Ben Redelings plaudert aus dem Nähkästchen und hat sichtlich Spaß dabei. (Foto: Kerstin Börß)

In eher ungewohntem Umfeld, zwischen den gesammelten Werken des Ingenieurwesens in der Bereichsbibliothek der Fachhochschule Dortmund, stellt der „Chronist des Fußball-Wahnsinns“, wie Manni Breuckmann ihn einst nannnte, sein neues Buch vor. „Halbzeitpause – Die Fußball-Klolektüre“ heißt es und besteht aus 365 kleinen Geschichten, in mühevoller Recherchearbeit zusammengetragen.
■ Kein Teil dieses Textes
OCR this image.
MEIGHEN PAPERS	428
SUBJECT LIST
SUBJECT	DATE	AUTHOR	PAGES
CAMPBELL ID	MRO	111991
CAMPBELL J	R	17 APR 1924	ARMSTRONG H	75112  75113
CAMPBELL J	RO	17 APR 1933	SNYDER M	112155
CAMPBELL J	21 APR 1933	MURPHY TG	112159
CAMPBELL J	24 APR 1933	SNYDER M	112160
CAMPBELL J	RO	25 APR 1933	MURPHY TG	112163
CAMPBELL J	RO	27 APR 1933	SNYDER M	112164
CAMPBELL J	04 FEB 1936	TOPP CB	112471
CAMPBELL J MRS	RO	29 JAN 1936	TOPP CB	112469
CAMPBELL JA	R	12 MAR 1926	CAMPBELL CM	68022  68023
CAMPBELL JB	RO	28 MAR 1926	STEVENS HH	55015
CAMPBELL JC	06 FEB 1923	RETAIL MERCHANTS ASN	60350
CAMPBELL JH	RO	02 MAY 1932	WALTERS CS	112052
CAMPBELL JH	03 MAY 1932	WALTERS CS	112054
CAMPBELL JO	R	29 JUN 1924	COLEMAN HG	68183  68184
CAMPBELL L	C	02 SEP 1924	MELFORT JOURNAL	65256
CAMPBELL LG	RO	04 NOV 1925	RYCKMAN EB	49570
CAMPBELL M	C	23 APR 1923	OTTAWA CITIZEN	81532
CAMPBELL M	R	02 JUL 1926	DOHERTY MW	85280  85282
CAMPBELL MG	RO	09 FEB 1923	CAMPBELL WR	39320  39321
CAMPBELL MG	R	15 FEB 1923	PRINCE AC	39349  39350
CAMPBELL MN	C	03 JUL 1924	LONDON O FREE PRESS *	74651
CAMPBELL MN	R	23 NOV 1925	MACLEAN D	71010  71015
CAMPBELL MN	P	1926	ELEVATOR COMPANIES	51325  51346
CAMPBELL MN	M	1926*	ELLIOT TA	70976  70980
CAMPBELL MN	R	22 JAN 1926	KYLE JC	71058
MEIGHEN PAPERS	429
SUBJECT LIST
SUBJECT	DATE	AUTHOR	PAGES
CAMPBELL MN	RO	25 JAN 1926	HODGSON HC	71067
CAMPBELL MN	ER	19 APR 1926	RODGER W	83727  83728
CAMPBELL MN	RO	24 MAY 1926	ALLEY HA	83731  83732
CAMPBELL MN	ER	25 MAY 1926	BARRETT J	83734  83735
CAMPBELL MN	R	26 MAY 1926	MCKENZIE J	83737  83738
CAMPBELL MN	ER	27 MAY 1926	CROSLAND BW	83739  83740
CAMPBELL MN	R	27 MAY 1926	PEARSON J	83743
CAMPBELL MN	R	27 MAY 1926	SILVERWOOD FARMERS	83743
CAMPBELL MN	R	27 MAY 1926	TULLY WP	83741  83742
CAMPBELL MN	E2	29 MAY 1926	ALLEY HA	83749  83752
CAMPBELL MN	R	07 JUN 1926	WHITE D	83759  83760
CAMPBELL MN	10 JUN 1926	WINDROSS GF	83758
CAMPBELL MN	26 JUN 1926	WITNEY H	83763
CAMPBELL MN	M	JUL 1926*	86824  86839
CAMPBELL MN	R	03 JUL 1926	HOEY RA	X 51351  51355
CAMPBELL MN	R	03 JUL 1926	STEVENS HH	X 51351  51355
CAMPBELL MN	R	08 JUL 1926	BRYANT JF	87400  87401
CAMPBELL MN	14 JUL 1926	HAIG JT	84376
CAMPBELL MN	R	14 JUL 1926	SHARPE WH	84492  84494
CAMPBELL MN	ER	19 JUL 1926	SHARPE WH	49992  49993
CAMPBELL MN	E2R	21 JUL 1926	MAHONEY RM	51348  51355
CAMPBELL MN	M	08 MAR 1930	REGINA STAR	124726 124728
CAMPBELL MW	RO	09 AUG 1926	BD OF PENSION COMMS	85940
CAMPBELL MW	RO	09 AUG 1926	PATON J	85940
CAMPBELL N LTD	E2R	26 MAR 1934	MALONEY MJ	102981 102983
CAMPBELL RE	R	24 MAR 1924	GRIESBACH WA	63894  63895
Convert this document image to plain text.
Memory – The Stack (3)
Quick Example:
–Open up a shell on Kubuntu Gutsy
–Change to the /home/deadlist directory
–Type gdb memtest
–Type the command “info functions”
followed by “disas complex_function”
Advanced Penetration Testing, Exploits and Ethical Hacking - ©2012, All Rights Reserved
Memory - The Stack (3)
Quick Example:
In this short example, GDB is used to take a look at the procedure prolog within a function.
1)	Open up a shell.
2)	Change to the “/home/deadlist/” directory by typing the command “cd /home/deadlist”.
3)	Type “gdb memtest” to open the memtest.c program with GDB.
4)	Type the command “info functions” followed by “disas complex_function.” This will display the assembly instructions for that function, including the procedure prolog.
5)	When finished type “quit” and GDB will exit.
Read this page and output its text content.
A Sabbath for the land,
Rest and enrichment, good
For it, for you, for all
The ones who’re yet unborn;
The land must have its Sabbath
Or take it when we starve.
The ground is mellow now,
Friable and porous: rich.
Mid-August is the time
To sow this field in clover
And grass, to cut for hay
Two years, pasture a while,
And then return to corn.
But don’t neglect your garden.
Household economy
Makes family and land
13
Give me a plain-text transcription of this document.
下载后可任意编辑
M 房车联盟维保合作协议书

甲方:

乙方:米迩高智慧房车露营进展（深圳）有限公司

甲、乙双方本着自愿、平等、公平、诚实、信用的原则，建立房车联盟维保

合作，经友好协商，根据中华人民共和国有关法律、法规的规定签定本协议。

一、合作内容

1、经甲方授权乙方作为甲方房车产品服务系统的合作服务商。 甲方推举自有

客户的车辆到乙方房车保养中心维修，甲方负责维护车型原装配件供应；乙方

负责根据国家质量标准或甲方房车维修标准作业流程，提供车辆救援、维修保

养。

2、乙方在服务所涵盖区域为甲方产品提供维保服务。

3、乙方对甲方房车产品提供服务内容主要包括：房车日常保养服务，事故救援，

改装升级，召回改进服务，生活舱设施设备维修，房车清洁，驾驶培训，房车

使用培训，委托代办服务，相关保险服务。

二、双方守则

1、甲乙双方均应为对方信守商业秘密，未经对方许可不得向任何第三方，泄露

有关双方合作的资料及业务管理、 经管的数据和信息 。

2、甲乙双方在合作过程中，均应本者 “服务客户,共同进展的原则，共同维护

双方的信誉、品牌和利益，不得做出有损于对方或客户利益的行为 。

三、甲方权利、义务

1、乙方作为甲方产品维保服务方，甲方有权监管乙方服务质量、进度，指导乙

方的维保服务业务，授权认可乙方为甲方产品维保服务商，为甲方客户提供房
In T-Shirt und Jackett, mit etwas zu langen dunklen Haaren, sieht Redelings eher wie der Deutschlehrer von nebenan aus, als wie ein Bestsellerautor. Doch er kennt alle Großen der früheren und heutigen Fußballszene und weiß über die meisten so einiges zu erzählen. Da er das auch gerne und ausgiebig, aber immer mit Stil tut, ist die „Halbzeitpause“ bereits sein viertes Werk. Davor waren „Ein Tor würde dem Spiel gut tun“, „Der Ball ist eine Kugel“ und „Fußball ist nicht das Wichtigste im Leben – es ist das Einzige“ erfolgreich. Redelings schreibt außerdem für 11Freunde, Reviersport und Spiegel Online, zudem genießen seine Fußball-Kultur-Abende „Scudetto“ im Bochumer RIFF Kultstatus.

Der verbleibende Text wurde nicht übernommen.